Тут снова отголосок внутренней борьбы. Сценарий «Морфия» Сельянова как-то смущал, и Сережу он снимать этот фильм отговорил, но Балабанову возражать не стал. В это время, после такого мощного выброса энергии в «Грузе 200» с Алексеем что-то продолжало происходить, помимо неумеренного питья. Он все ближе сходится с отцом Рафаилом. Тот вспоминает, что после смерти жены целую зиму, живя в деревне под Угличем, смотрел кино, и случайно увидел фильм Балабанова «Мне не больно», который показался ему чрезвычайно близким: «Я у артиста Андрюши Мерзликина, с которым был знаком, попросил телефон Балабанова.

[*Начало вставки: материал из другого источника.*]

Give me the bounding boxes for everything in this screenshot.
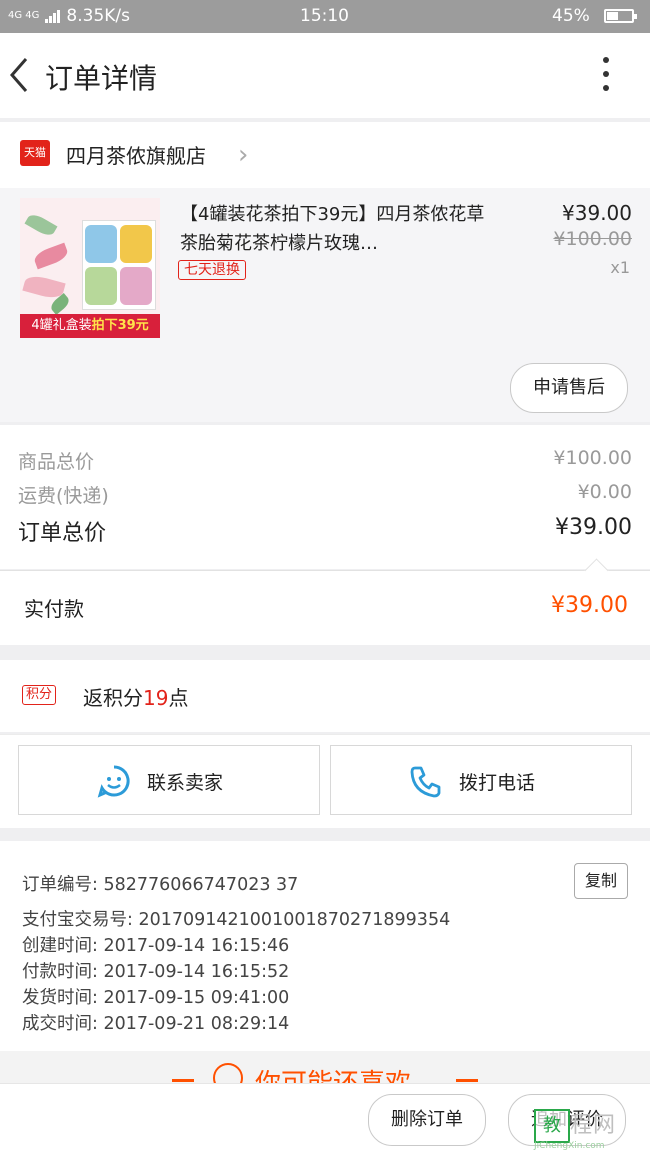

Осмелился позвонить. Хотел предложить свой сценарий – про Олимпиаду, про смерть Высоцкого, про Афганистан и про московских художников-авангардистов. Он сказал, что занят, заканчивает один фильм, начинает другой… И он мне все про себя по телефону стал рассказывать. Полтора года потом мы с ним разговаривали по телефону. Так получилось, что я занял какое-то место в его жизни, когда он много людей потерял. Господь послал нам друг друга. Для меня ведь это тоже была трагическая ситуация. Он очень просил меня посмотреть „Груз 200“. „Мне не больно“ я посмотрел сам. А дальше он приехал ко мне в Углич снимать „Морфий“. Мы там с ним впервые встретились, каждую сцену обсудили. Так что он меня считает соавтором. Потом мы с ним работали над „Я тоже хочу“ и тоже обсуждали многое».
В Угличе, где частично снимали фильм «Морфий», спустя три года Балабанов венчался с Надей, на которой был женат уже давно. Венчал их отец Рафаил, который на «Морфии» работал как помощник режиссера, помогал искать натуру, консультировал и даже сам снялся в роли священника.
Сельянов в то время занимался обеспечением производства, фильм был историческим, а следовательно – относительно дорогим, его бюджет составил более трех с половиной миллионов долларов.
При этом съемочная группа столкнулась с очередным «балабановским невезением» – в феврале не было снега, что, считает Сельянов, в принципе, казалось невозможным: «Чтобы в середине февраля в Ленинградской области, на 60 км севернее Петербурга, не было снега вообще, одна вода. 17–18 февраля должны были начинать съемки, а там общие планы, и нет снега. В декабре это бывает, даже в январе, но в феврале снег должен быть. Мы сдвинули начало съемок, сидели, ждали, потом вызывали сноу-бизнес, засыпали искусственным снегом».
Несмотря на эти выходы из графика, все было снято, и в ноябре 2008 года состоялась премьера очередного балабановского фильма, про который Сельянов говорил журналистам, что он будет жестче, чем «Груз 200». На мой взгляд, это был рекламный трюк, фильм не слишком понравился ни публике, ни журналистам, что-то в нем было искусственное, театрально-постановочное, лично мне казалось, что главное достоинство Балабанова – невероятное, органичное чувство правды – в тот раз почти покинуло автора. Тем не менее все были согласны, что технически фильм сделан абсолютно виртуозно. В рецензии на «Морфий» Михаила Ратгауза, кроме того, было отмечена очень важная тема, сквозная не только для Балабанова, но и для Сельянова, именно об этом снимавшего свои авторские фильмы: «Но начало 2000-х для Балабанова – это не только гибель друга и нареченного брата, но и окончательный закат идеи братства вообще. „Морфий“ и „Груз 200“, фильмы про 1917 и 1984-й, сделаны про две трещины, по его мнению, расколовшие крепкий материк России, когда-то единой, родовой, сначала распоротой по швам революцией, потом растащенной на солому Горбачевым. Революция в „Морфии“ – это не только личный, но и исторический конец времен. Жечь людей можно безнаказанно, потому что все равно никому ни до чего нет дела. Стреляться тоже можно где угодно, не смущая окружающих. „Мне не больно“ был тоже снят про фатальный конец коллективного. Кроме того, это была последняя слабая попытка договориться с современностью».